The solutions proposed throughout Decarcerating America are serious and aggressive; Drucker opens the book by stating that the goal of decarceration is cutting the prison population of the United States in half. Not surprisingly, drug policy reform is discussed in depth absolutely crucial to any decarceration strategy. Gabriel Sayegh, founder of the Katal Center for Health, Equity, and Justice, argues compellingly in favor decriminalization of all drugs.
The five authors of an essay on post-incarceration harm reduction lay out the evidence against strict abstinence-based rehabilitation programs, which often do more harm than good. By punishing addicted individuals for relapses that are a part of the recovery process, these mandated programs only serve to punish people, rather than help them. The authors propose a more personal, tailored approach to helping drug addicted individuals take control of their lives.
Several of the writers point out that many prison reform proposals focus exclusively on non-violent offenders, especially those convicted of drug crimes. Not only would this fall well short of the goal of a 50 percent reduction, but it dehumanizes those convicted of violent crimes, who tend to have been the victims of violence themselves, and who often suffer with drug addiction and mental illness. Drastic reform in sentence length for all crimes, and a more effective parole system, are essential to real progress.
In particular, parole decisions made based on risk calculation, not the seriousness of the crime committed, would be far more fair, effective, and humane. Mujahid Farid, of the Release Aging People in Prison (RAPP) campaign, points out that the recidivism rate for people over fifty when they are released from New York prisons is one eighth that of the overall rate, a fact that is not taken into account by parole boards. Releasing almost all of those prisoners would drastically reduce prison spending without risking a rise in crime.
If the goal of prison is rehabilitation, prisoners must be given a voice in how they are treated and how prisons can most effectively prepare them for their next steps. Humane treatment of prisoners will make an enormous difference. Elizabeth Gaynes and Tanya Krupat, of The Osborne Association, explore the impact that prison sentences have on the children of the incarcerated. Sending people to prisons hundreds of miles from home and not allowing in-person visits from family increases recidivism rates and has serious, long-term consequences on the mental health of children unable to see their parents.

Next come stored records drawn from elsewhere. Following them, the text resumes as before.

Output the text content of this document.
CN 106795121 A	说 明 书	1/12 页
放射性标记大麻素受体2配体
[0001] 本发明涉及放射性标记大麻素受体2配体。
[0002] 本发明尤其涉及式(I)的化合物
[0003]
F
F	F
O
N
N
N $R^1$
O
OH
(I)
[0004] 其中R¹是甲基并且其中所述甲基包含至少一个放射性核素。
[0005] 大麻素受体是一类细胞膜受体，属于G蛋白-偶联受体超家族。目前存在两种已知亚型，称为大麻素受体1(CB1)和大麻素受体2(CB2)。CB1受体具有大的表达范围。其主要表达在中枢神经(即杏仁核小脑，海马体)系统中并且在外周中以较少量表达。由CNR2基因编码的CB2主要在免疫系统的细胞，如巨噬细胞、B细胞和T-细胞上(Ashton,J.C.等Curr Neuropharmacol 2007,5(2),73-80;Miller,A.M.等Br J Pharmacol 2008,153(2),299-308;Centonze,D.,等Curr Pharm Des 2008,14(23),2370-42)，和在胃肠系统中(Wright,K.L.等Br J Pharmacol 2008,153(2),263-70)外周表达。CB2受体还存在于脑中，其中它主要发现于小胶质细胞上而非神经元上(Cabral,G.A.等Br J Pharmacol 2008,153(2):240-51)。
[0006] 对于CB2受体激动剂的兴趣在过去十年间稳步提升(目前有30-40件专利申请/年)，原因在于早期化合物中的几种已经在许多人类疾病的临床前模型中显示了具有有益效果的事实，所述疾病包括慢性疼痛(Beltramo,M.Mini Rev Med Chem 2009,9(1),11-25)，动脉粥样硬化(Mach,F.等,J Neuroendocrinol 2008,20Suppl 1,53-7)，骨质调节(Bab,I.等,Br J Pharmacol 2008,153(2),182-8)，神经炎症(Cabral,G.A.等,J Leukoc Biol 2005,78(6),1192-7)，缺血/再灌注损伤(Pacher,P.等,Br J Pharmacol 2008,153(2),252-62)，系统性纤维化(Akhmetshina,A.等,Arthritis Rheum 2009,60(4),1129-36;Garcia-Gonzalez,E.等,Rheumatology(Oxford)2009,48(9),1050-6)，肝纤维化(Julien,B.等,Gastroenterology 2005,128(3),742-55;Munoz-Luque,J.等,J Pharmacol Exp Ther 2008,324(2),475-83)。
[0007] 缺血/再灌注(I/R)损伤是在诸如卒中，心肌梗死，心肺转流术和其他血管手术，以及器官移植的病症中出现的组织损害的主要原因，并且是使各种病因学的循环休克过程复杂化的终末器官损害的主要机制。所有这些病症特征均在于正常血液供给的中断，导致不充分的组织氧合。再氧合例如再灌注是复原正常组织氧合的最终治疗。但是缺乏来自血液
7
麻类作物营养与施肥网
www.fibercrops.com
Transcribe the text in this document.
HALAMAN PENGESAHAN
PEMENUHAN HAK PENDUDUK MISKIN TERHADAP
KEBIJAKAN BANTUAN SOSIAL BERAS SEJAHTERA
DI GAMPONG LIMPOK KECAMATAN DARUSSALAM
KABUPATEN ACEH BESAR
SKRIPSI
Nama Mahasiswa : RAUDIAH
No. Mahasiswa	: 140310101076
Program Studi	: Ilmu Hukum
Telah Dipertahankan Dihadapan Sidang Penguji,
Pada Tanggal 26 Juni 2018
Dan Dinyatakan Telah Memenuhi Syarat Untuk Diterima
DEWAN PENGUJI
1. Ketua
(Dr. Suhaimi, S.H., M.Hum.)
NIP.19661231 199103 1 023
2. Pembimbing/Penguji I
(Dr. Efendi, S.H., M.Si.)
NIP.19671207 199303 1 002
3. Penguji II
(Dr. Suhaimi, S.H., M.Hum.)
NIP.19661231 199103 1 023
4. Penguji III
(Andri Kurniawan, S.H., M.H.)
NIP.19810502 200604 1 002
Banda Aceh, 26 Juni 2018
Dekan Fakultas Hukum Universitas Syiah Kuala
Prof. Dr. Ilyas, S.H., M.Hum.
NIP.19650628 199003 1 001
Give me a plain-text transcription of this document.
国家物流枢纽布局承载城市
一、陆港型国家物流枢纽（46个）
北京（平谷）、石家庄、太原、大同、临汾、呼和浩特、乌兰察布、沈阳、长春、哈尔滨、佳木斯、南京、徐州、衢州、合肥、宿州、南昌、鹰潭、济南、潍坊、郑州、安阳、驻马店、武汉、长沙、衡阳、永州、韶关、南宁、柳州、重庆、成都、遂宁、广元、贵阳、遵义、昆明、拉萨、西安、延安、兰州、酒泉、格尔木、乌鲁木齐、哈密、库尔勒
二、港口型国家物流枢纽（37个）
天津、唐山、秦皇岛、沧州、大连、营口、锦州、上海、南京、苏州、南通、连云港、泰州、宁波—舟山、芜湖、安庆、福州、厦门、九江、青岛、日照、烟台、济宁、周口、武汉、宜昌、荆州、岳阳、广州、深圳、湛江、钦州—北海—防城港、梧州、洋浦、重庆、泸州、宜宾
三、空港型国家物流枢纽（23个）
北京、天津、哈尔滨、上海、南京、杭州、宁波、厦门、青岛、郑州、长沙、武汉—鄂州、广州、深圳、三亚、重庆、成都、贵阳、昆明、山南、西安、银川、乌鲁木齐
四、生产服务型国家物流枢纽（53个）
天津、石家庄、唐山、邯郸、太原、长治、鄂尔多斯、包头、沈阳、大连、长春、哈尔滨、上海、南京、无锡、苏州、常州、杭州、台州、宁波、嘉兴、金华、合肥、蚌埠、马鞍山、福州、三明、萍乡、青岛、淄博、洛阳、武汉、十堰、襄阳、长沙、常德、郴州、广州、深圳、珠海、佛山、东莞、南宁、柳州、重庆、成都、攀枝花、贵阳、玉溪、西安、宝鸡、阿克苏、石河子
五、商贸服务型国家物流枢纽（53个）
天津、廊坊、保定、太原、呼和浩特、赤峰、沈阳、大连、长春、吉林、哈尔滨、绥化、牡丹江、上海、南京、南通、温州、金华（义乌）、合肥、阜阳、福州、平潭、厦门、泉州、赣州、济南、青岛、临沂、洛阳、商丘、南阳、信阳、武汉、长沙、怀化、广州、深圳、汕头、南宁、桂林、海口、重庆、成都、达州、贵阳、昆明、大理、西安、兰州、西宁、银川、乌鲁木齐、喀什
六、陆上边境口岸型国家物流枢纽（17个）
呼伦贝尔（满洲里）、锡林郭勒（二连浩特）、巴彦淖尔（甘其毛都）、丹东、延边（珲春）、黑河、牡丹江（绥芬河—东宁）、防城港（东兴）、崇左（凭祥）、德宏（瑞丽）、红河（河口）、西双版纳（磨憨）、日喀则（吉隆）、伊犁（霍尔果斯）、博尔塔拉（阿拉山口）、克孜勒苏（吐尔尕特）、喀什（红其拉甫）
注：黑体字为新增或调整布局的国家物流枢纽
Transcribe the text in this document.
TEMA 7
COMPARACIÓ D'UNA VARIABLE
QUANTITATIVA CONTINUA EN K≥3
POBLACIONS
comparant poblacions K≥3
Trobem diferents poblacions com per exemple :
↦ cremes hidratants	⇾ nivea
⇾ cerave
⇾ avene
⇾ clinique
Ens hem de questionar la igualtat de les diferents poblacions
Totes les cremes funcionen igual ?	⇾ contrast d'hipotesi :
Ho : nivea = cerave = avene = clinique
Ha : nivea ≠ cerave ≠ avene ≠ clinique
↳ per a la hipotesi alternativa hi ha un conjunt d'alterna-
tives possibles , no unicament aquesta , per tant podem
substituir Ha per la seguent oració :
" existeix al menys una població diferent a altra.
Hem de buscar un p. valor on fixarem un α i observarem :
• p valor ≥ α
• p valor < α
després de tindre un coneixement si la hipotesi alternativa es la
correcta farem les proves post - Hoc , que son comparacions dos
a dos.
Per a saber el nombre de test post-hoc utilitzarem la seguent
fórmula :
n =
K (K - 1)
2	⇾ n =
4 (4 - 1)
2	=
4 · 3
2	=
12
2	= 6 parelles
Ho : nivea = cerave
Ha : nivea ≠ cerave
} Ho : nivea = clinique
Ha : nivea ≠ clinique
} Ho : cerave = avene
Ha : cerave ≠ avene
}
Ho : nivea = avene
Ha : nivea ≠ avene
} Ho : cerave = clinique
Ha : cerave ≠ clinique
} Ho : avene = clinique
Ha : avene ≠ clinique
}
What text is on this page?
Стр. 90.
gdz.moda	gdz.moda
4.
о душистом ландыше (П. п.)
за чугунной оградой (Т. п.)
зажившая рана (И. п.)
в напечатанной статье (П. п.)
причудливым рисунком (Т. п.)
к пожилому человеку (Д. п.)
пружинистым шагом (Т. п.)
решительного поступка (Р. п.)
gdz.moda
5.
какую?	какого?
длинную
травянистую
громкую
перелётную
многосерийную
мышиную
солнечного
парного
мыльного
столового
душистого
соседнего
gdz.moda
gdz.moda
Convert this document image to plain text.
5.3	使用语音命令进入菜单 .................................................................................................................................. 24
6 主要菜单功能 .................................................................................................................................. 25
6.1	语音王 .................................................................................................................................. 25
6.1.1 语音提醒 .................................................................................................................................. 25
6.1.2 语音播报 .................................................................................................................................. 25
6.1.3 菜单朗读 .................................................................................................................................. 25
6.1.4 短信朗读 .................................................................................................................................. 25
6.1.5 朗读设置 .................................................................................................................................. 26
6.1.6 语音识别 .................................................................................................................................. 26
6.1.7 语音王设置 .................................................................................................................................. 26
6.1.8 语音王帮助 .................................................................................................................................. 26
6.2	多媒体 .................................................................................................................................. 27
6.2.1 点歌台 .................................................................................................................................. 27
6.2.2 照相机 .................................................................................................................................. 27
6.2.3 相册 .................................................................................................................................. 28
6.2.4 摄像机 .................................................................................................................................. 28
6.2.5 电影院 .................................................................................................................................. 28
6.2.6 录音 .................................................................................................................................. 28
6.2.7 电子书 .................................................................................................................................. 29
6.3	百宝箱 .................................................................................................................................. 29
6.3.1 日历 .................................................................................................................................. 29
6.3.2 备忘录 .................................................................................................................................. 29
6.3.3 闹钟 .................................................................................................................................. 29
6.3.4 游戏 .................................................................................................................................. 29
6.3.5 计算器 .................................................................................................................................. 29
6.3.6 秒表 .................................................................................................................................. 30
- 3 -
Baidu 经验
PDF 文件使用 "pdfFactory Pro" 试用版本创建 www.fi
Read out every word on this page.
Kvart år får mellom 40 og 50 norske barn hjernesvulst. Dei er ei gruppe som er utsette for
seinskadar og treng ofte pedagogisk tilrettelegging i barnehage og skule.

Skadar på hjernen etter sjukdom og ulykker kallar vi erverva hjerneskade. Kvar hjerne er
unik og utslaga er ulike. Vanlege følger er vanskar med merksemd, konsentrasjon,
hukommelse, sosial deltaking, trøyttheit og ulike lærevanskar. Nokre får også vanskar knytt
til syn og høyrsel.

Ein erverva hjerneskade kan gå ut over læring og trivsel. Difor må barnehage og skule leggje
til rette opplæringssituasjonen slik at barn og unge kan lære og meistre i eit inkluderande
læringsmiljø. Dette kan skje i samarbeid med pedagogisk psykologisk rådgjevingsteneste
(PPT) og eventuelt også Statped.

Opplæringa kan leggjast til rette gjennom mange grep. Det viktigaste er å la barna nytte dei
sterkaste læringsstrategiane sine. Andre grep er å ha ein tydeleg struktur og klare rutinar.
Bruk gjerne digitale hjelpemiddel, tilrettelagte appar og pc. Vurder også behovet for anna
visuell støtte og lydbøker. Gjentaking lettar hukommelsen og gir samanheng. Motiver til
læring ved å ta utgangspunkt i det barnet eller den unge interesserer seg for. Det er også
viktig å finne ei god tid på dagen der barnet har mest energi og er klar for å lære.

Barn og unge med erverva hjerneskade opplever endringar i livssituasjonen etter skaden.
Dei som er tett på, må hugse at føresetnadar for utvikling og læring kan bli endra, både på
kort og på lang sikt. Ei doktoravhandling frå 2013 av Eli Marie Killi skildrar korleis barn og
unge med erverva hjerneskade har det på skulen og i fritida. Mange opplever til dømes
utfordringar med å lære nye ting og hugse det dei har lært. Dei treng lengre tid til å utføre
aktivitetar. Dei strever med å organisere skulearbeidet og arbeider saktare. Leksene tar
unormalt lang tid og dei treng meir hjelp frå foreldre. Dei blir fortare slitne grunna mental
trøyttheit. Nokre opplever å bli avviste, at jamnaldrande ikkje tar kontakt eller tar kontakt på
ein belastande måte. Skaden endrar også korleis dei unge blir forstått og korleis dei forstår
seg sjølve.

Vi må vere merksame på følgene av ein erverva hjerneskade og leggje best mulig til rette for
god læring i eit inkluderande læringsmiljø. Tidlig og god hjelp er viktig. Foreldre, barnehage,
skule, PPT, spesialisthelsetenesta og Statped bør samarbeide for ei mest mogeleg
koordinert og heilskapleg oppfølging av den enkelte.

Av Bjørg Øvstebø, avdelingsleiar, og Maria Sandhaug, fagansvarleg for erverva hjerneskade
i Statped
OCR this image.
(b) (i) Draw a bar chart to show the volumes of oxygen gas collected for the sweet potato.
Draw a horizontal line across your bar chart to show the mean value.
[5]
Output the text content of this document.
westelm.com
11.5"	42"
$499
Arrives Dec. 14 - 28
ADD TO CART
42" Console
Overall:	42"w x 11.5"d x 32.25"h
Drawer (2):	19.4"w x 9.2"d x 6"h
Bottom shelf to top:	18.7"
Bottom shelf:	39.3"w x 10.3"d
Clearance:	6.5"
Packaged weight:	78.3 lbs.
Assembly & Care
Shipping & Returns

Who is benefiting from this system? In the last essay of the book, author and activist Eric Lotke looks at the local economic incentives for prisons. Prisons seem to be appealing investments for small towns in rural areas, since they provide steady jobs for local citizens. However, because they do not attract other investments, and can even dissuade other companies from moving to those towns, soon the town becomes entirely reliant on the prison and is loath to let it close.
Decarcerating America is a fascinating and enlightening read for anyone who believes that the prison industrial complex needs to be dismantled. And it offers hope. Multiple contributors contend that while the Trump Administration and its “law and order” approach to crime is deeply troubling, progress can still be made at the local, state, and even federal level. By instituting policies that are proven to be effective and incorporate the voices of incarcerated and formerly-incarcerated individuals, the massive American prison system, and the damage it does, could one day be a thing of the past.